COSCO SHIPPING Energy has been strictly complying with the governance requirements of listed companies, and has established an effective and standardized governance system to strengthen the standardized and effective corporate governance, thus improving the ability of modern corporate governance.
The Company has established a corporate governance structure and mechanism, with the General Meeting of Shareholders, the Board of Directors, the Board of Supervisors, and the specialized committees at the center. We constantly revise and improve the rules of procedure to ensure well-regulated, efficient, and full performance of all governance duties and continue to improve corporate governance.
General meetings provide a good opportunity for direct communications and build a sound relationship between the Board and the Shareholders. To ensure that all Shareholders enjoy equal status and are able to exercise their rights effectively, the Company holds Shareholdersmeetings every year in strict compliance with the requirements for notices and convening procedures laid down by the relevant laws, regulations and the Articles.
The Board is elected in the Shareholders'meeting and is responsible to the shareholders'meeting.

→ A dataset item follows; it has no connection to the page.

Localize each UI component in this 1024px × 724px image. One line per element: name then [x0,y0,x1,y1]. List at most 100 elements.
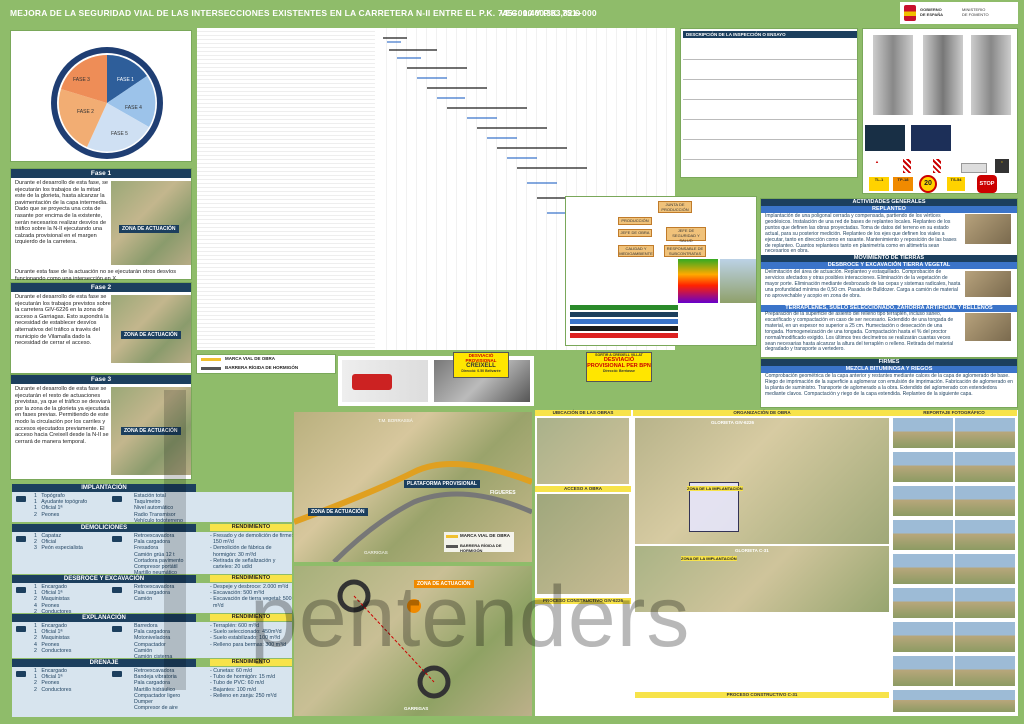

The Company elects its Directors in strict compliance with the procedures for election of Directors as set out in the Articles. Each Director shall act in the interests of the Shareholders, and shall use his best endeavours to perform his duties and obligations as a Director in accordance with all the applicable laws and regulations. Duties of the Board include decision-making of the Companys investment scheme and business plan, preparation of the Companys profit distribution and loss recovery proposals, formulation of the Company’s capital operation proposal and implementation of resolutions approved at general meetings.

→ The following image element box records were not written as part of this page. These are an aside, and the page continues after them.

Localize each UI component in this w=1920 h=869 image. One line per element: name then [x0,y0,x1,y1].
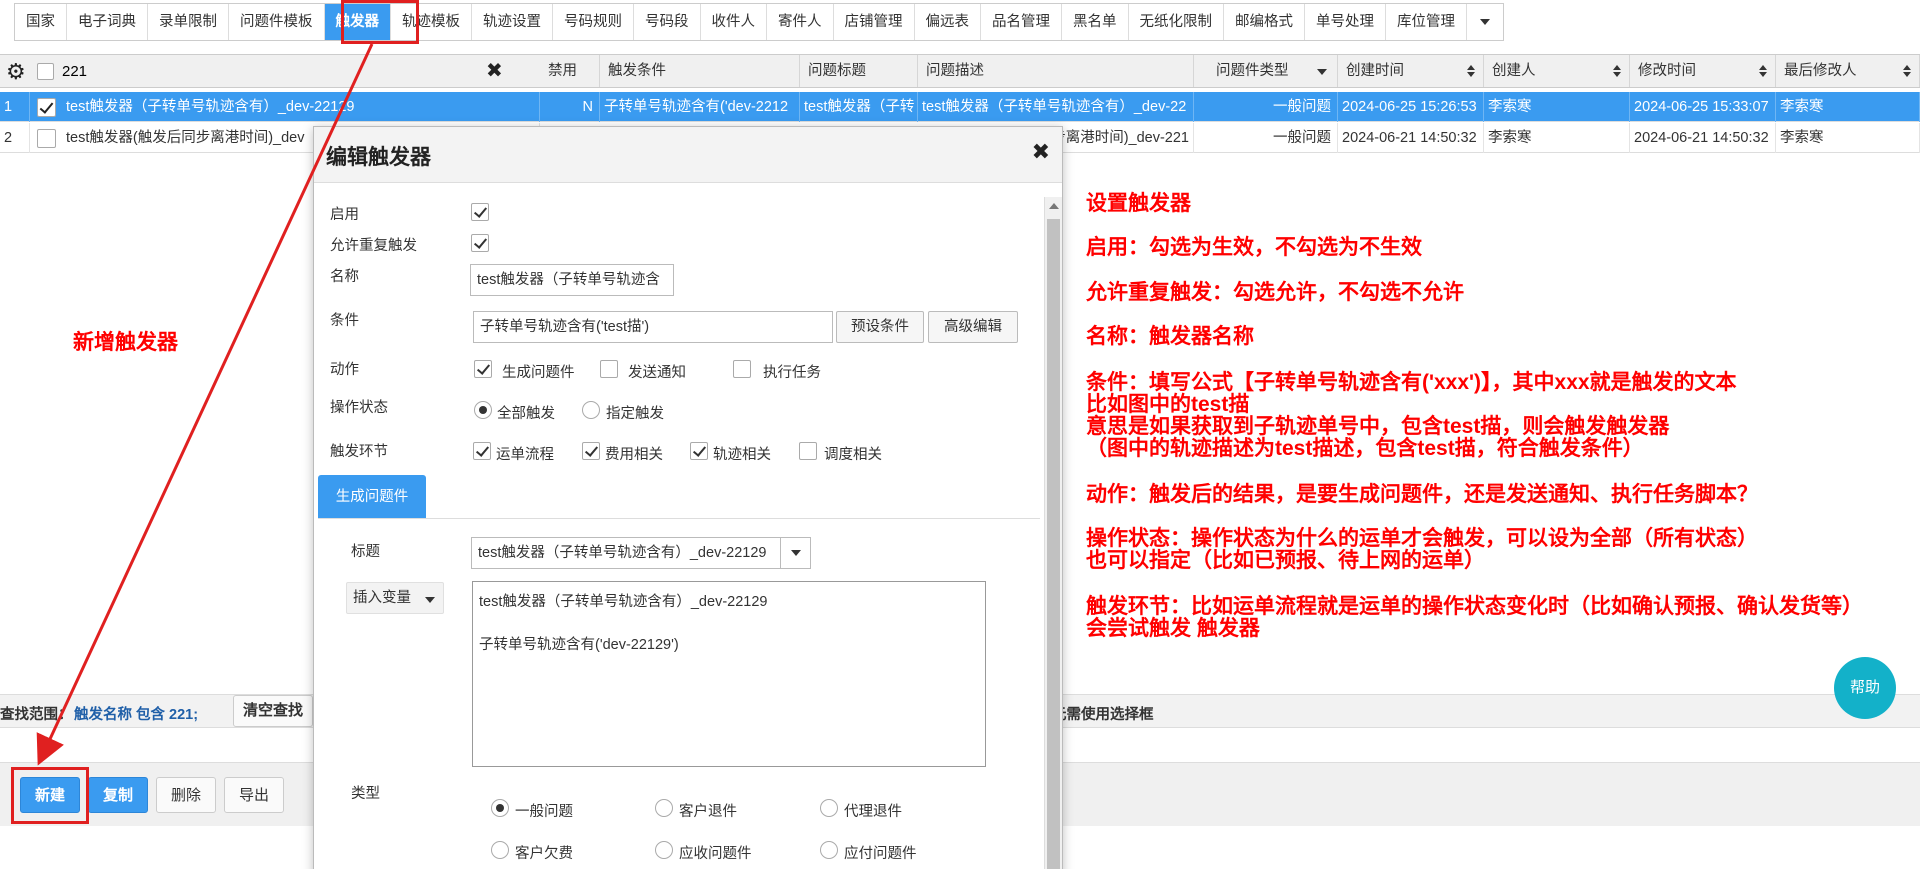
annotation-line: 动作：触发后的结果，是要生成问题件，还是发送通知、执行任务脚本？ [1086,483,1758,506]
annotation-line: 允许重复触发：勾选允许，不勾选不允许 [1086,281,1464,304]
annotation-line: 条件：填写公式【子转单号轨迹含有('xxx')】，其中xxx就是触发的文本 [1086,371,1737,394]
annotation-new-trigger: 新增触发器 [73,331,178,354]
annotation-line: （图中的轨迹描述为test描述，包含test描，符合触发条件） [1086,437,1644,460]
annotation-line: 比如图中的test描 [1086,393,1250,416]
annotation-line: 设置触发器 [1086,192,1191,215]
annotation-line: 触发环节：比如运单流程就是运单的操作状态变化时（比如确认预报、确认发货等） [1086,595,1863,618]
annotation-line: 意思是如果获取到子轨迹单号中，包含test描，则会触发触发器 [1086,415,1670,438]
annotation-line: 操作状态：操作状态为什么的运单才会触发，可以设为全部（所有状态） [1086,527,1758,550]
annotation-line: 名称：触发器名称 [1086,325,1254,348]
annotation-line: 也可以指定（比如已预报、待上网的运单） [1086,549,1485,572]
annotation-line: 启用：勾选为生效，不勾选为不生效 [1086,236,1422,259]
annotation-line: 会尝试触发 触发器 [1086,617,1260,640]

The Board is responsible for leading and controlling the Company as well as supervising the operations, strategic policy and performance of the Company. The Board also delegates its power and responsibilities to the management of the Company.

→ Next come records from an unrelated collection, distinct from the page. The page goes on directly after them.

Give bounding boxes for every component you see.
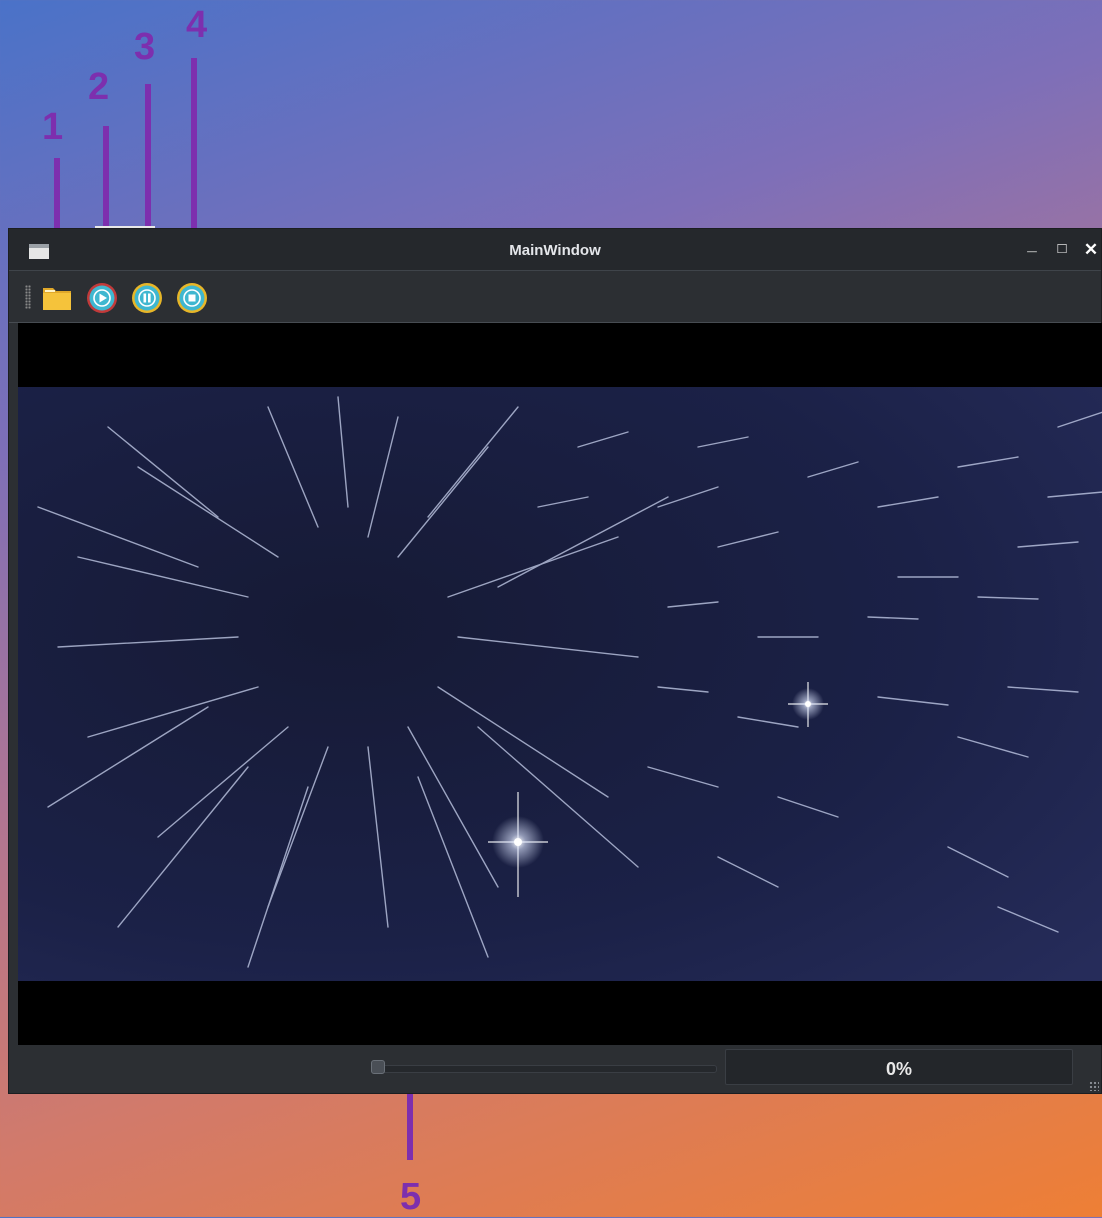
progress-label: 0% [885,1059,912,1079]
open-file-button[interactable] [41,282,73,314]
main-window: MainWindow _ □ ✕ 0% [8,228,1102,1094]
minimize-button[interactable]: _ [1023,235,1041,255]
starfield-video-frame [18,387,1102,981]
toolbar-grip[interactable] [25,285,31,309]
callout-number-4: 4 [186,4,208,46]
play-button[interactable] [86,282,118,314]
pause-icon [132,283,162,313]
title-bar[interactable]: MainWindow _ □ ✕ [9,229,1101,271]
callout-number-3: 3 [134,26,156,68]
toolbar [9,271,1101,323]
play-icon [87,283,117,313]
resize-grip[interactable] [1089,1081,1099,1091]
window-title: MainWindow [509,242,601,259]
stop-button[interactable] [176,282,208,314]
stop-icon [177,283,207,313]
close-button[interactable]: ✕ [1082,240,1100,260]
callout-number-5: 5 [400,1176,422,1218]
folder-icon [43,288,71,310]
seek-slider-track[interactable] [371,1065,717,1073]
seek-slider-handle[interactable] [371,1060,385,1074]
pause-button[interactable] [131,282,163,314]
maximize-button[interactable]: □ [1053,240,1071,257]
callout-number-2: 2 [88,66,110,108]
progress-indicator: 0% [725,1049,1073,1085]
callout-number-1: 1 [42,106,64,148]
video-display[interactable] [18,323,1102,1045]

The Professional Committees of the Board
In compliance with the Code Provisions, the Company has established five professional committees under the Board, namely, the Audit Committee, the Remuneration and Appraisal Committee, the Strategy Committee, the Nomination Committee and the Risk Control Committee.
The duties of the Audit Committee mainly include the review of the Companys financial reports, consideration of the appointment of independent domestic and international auditors, approval of audit-related services, supervision over the Companys internal financial reporting procedures and management policies. At least four meetings of the Audit Committee are convened annually to review the accounting policies, risk management and internal control system adopted by the Company and the relevant financial issues, so as to ensure the completeness, fairness and accuracy of the Company’s financial statements and other relevant information.
Remuneration and Appraisal Committee
The duties of the Remuneration and Appraisal Committee are as follows:
(a) to make recommendations to the Board on the overall remuneration policy and structure of the Directors and senior management of the Company; and to make recommendations to the Board on the establishment of a formal and transparent procedure for formulating such remuneration policy; to review and approve the senior managements remuneration proposals with reference to the Boards corporate goals and objectives; and
(b) to recommend to the Board regarding the remuneration packages of individual executive Directors and senior management, including benefits in kind, pension rights and compensation payments (including those relating to loss or termination of office or appointment); and making recommendations to the Board on the remuneration of nonexecutive Directors. The Remuneration and Appraisal Committee should consider the factors such as remuneration paid by comparable companies, time required for the Directors and their duties, the employment conditions of other positions within the Group and the desirability of performance-based remunerations.
The duties of the Strategy Committee mainly include review and evaluation of the Companys long- term development strategy, significant investment projects, financial budget and strategic plan of investment returns and submit its advice to the Board.
The Nomination Committee shall nominate suitable candidates to the Board for it to consider and make recommendations to the Shareholders for election as Directors at general meetings. When the Nomination Committee considers it appropriate, it invites nominations of candidates from Board members or any person and makes recommendations for the Boards consideration and approval. The Nomination Committee has the discretion to nominate any person, as it considers appropriate.
Risk Control Committee
In order to effectively to promote the rule of law of listed companies as required by supervisory agencies at home and abroad, and to give full play of the functions of special committees of the Board in the rule of law and risk control management, the Companys Board establishmened risk control committee.
The Supervisory Committee is responsible for supervision over the Board and its members and senior management, so as to prevent them from abusing their authorities and violating the legal interests of the Shareholders, the Company and its staff.